ПИСЬМО XIV К ЮлииС тайным ужасом вступаю я в обширную пустыню, называемую светом. Эта суета представляется мне лишь воплощением страшного одиночества, царством унылого безмолвия. Моя угнетенная душа жаждет излить свои чувства, но здесь все ее стесняет. «Я меньше всего одинок, когда я в одиночестве», — говорил некий мудрец древности,[96] и я чувствую себя одиноким лишь в толпе, где сердце мое не может принадлежать ни тебе, ни другим. Оно бы и радо заговорить, но ведь никто не станет ему внимать; оно бы и радо ответить, но то, что оно слышит, до него не доходит. Здешнего языка я не понимаю, да и моего языка здесь не понимает никто.
А ведь встречают меня весьма радушно, по-дружески, предупредительно, принимают, расточая знаки внимания, — но именно на это я и сетую. Ужели сразу можно стать другом человека, которого никогда прежде не видел? Благородное сочувствие к человечеству, простосердечная и трогательная искренность нетронутой души владеют языком, весьма отличным от проявлений показной учтивости и от тех обманчивых приличий, которых требуют светские правила. Весьма опасаюсь, как бы тот, кто с первого знакомства, обходится со мною так, будто мы дружны лет двадцать, не обошелся бы со мною двадцать лет спустя как с незнакомцем, попроси я его о важной услуге. И вот я вижу, что вертопрахи проявляют горячее участие ко многим сразу, и готов предположить, что они не испытывают участия ни к кому.

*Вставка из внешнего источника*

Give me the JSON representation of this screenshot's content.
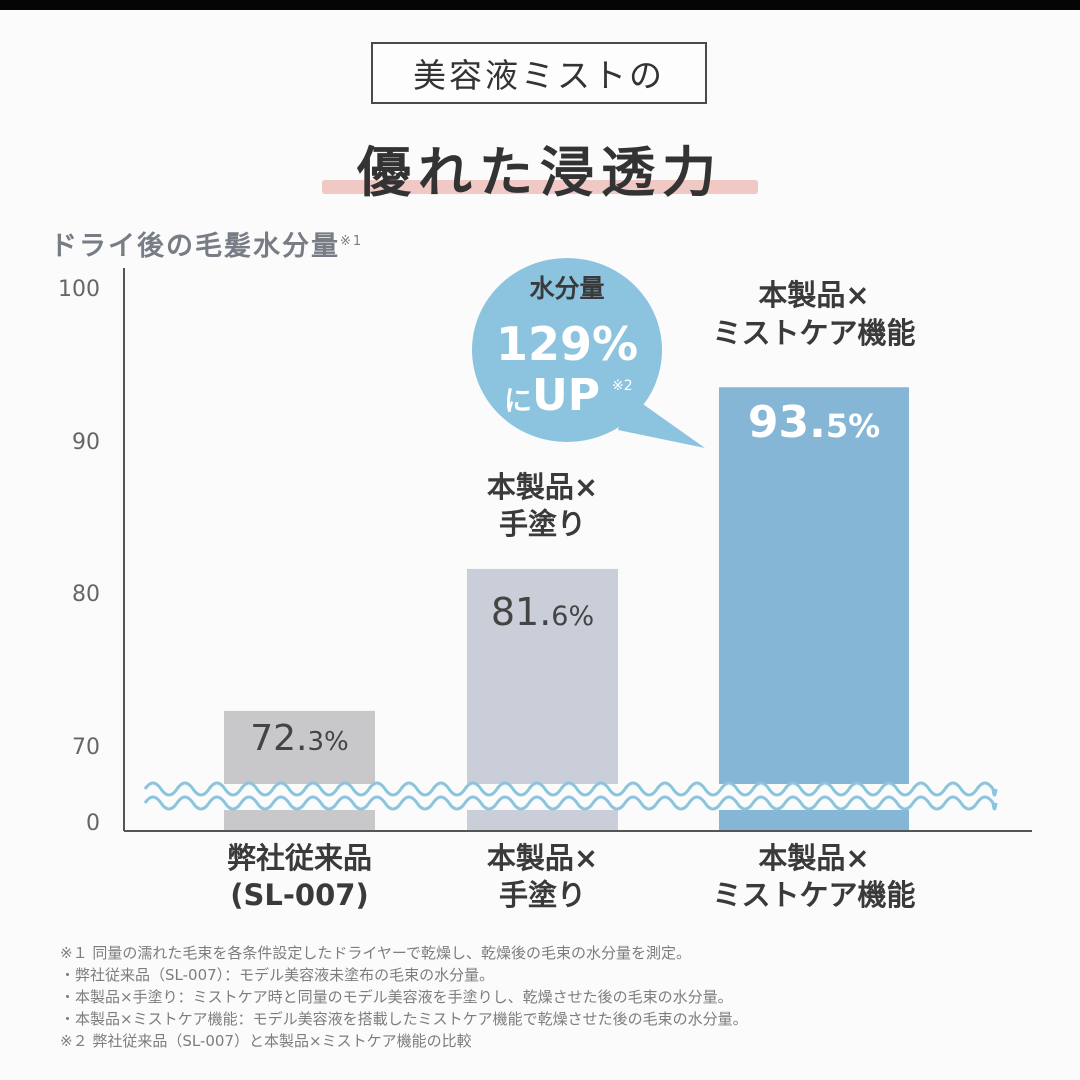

Однако ж во всем этом может быть и нечто подлинное. Ведь француз от природы добр, чистосердечен, гостеприимен, благожелателен; но вместе с тем есть у французов тысячи пустых фраз, которые никак нельзя понимать буквально, тысячи лицемерных предложений, которые делаются в расчете на то, что вы откажетесь, тысячи всяческих ловушек, которые светская учтивость расставляет перед сельской простосердечностью. Никогда я не слыхивал, чтобы так часто твердили: «Рассчитывайте при случае на меня, к вашим услугам мое влияние, мой кошелек, мой дом, мой экипаж». Если б все эти слова были искренни и не расходились с делом, то в мире не существовало бы народа, столь мало приверженного собственности; общность имущества здесь была бы почти установлена; а так как люди побогаче то и дело вызывались бы помочь вам, а победнее всегда принимали бы помощь, то, разумеется, все бы уравнялось, и даже в Спарте не было такого равенства, какое было бы в Париже. Ну, а вместо этого, пожалуй, нет другого города в мире, где наблюдаешь такое неравенство состояний и где одновременно царят и невероятная роскошь, и самая неприглядная нищета. Легко понять без пояснений, что означает мнимое сострадание, которое как будто готово поспешить на помощь ближнему, и эта кажущаяся сердечность, готовая легкомысленно заключить мгновенный договор о вечной дружбе.